Sakral Profan Nilai Keperawanan: Konstruksi Realitas Remaja Perempuan Korban Kekerasan Seksual (Studi Fenomenologi Klien Dampingan Women’s Crisis Center Jombang)
Main Author: | Ambarwati, Desy Suci |
---|---|
Format: | Thesis NonPeerReviewed |
Terbitan: |
, 2017
|
Subjects: | |
Online Access: |
http://repository.ub.ac.id/6272/ |
Daftar Isi:
- Penelitian ini membahas konstruksi realitas remaja perempuan korban kekerasan seksual yang didampingi Women’s Crisis Center (WCC) Jombang dalam memaknai nilai keperawanan sebagai hal sakral dan/atau profan, dengan melibatkan 3 subjek yakni IS (17), DN (19), dan MF (16).
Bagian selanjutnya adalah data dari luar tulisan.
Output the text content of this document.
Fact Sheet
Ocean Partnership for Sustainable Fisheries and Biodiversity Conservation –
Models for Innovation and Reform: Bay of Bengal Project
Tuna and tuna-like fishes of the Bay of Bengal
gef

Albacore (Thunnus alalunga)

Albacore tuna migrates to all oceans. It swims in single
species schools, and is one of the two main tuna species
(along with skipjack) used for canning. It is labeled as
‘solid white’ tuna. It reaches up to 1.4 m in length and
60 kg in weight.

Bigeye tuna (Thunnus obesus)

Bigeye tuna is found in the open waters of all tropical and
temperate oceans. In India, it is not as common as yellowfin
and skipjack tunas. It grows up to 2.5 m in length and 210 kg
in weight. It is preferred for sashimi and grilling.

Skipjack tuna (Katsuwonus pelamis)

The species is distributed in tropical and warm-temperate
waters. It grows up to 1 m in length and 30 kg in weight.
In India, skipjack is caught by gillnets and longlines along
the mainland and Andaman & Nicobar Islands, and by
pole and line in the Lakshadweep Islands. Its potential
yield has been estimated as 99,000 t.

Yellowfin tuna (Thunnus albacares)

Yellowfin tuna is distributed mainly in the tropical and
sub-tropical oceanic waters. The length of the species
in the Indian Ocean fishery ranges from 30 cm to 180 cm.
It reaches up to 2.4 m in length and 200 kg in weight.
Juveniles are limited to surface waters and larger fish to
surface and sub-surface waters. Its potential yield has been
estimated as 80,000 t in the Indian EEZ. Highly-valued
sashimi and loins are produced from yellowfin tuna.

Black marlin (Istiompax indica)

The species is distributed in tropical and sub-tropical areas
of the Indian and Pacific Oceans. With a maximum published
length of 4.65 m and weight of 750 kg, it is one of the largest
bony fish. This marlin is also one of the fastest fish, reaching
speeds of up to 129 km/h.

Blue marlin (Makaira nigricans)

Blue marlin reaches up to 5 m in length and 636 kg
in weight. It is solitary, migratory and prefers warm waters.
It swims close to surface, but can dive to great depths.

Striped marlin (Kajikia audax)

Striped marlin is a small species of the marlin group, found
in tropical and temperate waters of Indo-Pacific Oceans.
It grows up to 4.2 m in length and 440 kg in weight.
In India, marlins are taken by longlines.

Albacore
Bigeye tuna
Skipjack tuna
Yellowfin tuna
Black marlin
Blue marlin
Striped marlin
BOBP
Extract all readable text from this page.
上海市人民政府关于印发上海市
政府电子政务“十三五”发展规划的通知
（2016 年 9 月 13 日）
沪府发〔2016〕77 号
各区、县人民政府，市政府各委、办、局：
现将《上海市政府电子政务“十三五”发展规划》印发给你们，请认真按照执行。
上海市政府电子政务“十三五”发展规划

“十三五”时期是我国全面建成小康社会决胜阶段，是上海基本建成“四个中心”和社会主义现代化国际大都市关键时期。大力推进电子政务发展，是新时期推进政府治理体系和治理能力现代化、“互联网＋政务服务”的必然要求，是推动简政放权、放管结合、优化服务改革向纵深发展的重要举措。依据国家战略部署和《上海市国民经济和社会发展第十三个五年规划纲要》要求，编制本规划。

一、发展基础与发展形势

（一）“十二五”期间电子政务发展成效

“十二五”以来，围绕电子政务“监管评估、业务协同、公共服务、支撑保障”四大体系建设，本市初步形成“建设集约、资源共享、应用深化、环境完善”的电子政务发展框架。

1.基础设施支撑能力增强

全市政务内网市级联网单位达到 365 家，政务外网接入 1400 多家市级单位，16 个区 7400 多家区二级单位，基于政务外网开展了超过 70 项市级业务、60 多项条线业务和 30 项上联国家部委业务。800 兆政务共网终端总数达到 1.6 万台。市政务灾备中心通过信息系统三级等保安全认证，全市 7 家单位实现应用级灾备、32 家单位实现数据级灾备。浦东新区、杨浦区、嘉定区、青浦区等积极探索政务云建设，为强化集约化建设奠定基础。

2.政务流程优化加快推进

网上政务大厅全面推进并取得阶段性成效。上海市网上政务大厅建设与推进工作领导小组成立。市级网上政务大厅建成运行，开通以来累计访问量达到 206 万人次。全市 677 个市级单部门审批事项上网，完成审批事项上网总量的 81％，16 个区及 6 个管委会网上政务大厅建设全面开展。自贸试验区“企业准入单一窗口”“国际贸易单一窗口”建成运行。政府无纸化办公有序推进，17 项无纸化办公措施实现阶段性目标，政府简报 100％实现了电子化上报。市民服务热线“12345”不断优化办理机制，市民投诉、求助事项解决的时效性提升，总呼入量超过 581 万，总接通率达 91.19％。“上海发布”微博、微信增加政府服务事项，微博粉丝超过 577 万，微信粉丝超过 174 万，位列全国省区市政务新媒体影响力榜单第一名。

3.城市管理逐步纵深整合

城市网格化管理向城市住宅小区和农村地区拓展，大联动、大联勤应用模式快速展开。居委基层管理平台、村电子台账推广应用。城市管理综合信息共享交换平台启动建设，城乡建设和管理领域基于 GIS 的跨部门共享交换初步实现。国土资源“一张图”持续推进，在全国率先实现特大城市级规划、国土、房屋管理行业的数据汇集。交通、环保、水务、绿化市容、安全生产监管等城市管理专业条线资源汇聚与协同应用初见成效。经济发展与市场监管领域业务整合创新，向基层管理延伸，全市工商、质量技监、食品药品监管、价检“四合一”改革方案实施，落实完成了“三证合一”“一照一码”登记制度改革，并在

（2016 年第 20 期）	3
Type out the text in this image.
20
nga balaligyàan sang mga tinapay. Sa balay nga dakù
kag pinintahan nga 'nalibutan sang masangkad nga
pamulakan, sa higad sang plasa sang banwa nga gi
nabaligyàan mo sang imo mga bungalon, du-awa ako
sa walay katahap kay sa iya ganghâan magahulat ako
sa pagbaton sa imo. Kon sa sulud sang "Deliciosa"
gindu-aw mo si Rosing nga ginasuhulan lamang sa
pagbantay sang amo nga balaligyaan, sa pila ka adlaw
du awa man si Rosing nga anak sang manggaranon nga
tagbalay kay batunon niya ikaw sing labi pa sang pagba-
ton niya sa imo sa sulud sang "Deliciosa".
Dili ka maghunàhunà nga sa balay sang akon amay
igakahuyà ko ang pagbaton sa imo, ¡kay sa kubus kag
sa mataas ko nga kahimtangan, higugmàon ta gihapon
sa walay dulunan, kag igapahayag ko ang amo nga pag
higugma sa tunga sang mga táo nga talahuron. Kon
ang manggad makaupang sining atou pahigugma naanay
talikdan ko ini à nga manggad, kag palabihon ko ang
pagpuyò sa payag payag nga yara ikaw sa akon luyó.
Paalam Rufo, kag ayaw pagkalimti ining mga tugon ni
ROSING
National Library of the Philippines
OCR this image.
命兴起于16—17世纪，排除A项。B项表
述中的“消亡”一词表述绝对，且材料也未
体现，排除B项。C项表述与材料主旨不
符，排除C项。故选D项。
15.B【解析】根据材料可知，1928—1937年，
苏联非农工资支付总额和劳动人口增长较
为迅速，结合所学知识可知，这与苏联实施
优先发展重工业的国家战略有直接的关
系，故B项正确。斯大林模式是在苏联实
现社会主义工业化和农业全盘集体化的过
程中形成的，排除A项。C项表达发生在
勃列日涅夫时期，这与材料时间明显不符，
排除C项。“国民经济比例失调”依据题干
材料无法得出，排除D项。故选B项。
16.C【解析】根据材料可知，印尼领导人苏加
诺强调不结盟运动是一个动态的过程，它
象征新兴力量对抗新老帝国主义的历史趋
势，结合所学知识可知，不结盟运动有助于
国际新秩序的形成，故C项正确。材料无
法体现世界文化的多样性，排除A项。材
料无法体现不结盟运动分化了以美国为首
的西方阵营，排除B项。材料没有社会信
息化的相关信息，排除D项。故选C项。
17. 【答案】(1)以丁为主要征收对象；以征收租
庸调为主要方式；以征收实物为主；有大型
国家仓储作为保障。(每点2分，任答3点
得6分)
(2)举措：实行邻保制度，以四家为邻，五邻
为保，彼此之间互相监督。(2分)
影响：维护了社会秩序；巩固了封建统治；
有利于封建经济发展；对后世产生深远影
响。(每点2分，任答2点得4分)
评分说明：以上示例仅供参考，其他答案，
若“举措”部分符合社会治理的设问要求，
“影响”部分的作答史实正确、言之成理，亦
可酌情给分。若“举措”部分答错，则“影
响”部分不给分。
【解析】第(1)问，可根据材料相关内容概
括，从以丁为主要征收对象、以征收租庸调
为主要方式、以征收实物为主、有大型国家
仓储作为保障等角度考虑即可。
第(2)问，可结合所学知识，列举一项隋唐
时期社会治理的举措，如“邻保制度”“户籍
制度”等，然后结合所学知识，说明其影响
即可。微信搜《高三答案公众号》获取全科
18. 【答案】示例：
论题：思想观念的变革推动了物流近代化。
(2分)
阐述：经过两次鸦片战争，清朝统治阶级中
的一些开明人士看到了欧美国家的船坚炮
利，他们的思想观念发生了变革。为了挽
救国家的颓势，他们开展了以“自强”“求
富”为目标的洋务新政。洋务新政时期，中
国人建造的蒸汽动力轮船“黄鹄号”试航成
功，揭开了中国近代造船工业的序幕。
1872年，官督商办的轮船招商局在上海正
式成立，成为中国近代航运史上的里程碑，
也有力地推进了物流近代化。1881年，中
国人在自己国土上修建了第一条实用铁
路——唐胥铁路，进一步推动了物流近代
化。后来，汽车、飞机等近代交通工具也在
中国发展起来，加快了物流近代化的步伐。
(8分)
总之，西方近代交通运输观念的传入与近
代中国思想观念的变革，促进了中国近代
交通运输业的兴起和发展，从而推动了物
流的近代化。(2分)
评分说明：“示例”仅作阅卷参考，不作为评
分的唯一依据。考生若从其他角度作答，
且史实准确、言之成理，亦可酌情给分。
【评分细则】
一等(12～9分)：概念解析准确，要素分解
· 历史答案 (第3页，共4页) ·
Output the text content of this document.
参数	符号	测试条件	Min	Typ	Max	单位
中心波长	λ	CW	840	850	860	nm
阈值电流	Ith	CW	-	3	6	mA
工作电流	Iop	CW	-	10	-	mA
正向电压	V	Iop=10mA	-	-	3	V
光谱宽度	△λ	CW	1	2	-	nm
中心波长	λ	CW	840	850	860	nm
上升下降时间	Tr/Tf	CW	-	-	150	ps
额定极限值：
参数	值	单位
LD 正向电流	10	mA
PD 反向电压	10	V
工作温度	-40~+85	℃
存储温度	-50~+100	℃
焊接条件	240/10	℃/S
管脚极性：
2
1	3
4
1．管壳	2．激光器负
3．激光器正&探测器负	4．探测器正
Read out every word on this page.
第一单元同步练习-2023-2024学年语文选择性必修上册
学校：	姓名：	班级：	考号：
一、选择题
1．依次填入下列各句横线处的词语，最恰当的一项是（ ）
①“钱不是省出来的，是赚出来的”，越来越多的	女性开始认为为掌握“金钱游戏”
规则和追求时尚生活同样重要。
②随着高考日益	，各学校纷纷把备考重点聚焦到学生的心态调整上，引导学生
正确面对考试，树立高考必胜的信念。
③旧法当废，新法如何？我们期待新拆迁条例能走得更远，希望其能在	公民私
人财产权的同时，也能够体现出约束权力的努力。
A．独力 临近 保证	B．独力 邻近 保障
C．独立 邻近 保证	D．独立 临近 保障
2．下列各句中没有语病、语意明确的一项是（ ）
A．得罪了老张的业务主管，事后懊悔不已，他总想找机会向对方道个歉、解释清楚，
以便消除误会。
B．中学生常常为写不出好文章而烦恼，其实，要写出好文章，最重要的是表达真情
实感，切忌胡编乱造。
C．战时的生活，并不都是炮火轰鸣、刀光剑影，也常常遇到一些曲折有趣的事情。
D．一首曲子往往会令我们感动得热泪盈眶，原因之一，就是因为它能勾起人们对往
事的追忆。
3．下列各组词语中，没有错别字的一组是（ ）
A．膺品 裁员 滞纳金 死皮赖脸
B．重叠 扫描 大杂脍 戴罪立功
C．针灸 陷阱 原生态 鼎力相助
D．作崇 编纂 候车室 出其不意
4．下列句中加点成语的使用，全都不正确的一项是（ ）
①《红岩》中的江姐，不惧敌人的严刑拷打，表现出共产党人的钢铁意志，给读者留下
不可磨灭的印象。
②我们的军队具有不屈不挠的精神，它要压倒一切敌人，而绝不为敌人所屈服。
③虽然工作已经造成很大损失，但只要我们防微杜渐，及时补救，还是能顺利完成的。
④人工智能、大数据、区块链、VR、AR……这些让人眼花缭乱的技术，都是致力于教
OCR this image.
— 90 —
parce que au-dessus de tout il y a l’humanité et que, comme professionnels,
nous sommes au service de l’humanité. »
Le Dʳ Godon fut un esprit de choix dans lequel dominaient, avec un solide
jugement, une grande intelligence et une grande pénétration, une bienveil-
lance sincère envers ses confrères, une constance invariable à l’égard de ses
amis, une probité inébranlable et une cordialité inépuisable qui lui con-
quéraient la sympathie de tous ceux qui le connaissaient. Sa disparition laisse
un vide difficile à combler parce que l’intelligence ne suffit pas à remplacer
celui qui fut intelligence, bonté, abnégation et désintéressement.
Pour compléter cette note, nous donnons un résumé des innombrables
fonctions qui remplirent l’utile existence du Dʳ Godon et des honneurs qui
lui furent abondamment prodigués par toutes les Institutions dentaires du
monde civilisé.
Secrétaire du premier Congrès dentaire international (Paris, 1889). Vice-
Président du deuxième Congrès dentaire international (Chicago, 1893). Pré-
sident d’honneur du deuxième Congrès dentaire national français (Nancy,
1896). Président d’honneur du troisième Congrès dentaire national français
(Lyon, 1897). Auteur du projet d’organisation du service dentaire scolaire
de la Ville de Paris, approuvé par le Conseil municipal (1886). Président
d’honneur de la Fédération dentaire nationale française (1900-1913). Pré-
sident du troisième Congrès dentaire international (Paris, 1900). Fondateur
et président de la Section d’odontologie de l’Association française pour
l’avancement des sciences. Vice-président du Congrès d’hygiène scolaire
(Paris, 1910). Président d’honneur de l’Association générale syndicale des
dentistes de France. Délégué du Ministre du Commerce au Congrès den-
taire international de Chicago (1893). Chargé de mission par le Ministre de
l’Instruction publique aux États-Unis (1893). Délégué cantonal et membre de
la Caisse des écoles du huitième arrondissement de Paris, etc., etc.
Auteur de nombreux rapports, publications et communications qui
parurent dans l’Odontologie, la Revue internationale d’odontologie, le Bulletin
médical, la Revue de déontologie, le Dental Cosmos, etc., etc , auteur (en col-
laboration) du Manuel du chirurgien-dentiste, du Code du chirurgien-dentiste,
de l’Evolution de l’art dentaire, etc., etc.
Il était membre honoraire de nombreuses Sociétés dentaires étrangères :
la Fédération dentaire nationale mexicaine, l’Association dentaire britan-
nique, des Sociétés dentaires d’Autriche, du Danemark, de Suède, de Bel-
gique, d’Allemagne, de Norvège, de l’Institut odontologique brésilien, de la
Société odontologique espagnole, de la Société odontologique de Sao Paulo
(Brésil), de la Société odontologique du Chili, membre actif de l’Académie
Korban yang dipandang telah ‘kehilangan’ keperawanan oleh masyarakat di Kabupaten Jombang harus menanggung berbagai dampak sosial akibat keperawanan yang dinilai sakral berdasarkan moralitas serta nilai lain yang telah mengakar, seperti kesopanan, kesusilaan, pergaulan, dan agama.Disisi lain, subjek mengkonstuksikan nilai keperawanan tidak hanya secara sakral, melainkan dapat pula dijadikan profan yang selanjutnya mempengaruhi perilaku secara sadar maupun penyesuaian diri dalam kehidupan sehari-hari. Melalui pendekatan fenomenologi dengan teori konstruksi sosial Peter L. Berger dan Thomas Luckmann, hasil penelitian ini menunjukkan bahwa keluarga, sekolah, dan lingkungan masyarakat cenderung mensosialisasikan nilai keperawanan sebagai hal sakral, sedangkan peer group subjek berlaku sebaliknya. Pemahaman tentang kesakralan nilai keperawanan senantiasa berbanding lurus dengan upaya subjek menjaga ‘kesucian’ dirinya dengan menjauhi pergaulan menyimpang bersama lawan jenis maupun perilaku dan penampilan yang dipandang negatif oleh masyarakat di sekitarnya.Sebaliknya, nilai keperawanan yang diprofankan akan mengarah pada perilaku seksual pra nikah sekaligus pembangkangan terhadap aturan-aturan yang diberlakukan. Ketiga subjek mengkonstruksikan dualitas nilai keperawanan tadi secara sakral, profan, ataupun keduanya. IS memahami persetubuhan di luar nikah sebagai bentuk penyaluran hasrat seksual bersama orang yang dikehendaki, begitu pula dengan MF yang turut melakukannya atas dasar suka sama suka setelah dijanjikan pernikahan oleh pelaku. Berbeda dengan DN yang disebabkan karena unsur paksaan atau pemerkosaan. Kemudian, ‘ketidak-perawananan’ sebagai korban kekerasan seksual memunculkan dorongan dari pihak keluarganya untuk segera menikahkan subjek agar tidak menjadi korban lagi dan berhentidistigma. IS menolak hal ini lantaran merasa masih terlalu muda dan ingin berpacaran saja, sedangkan DN dan MF memilih langsung menikah untuk mencapai tujuan tersebut.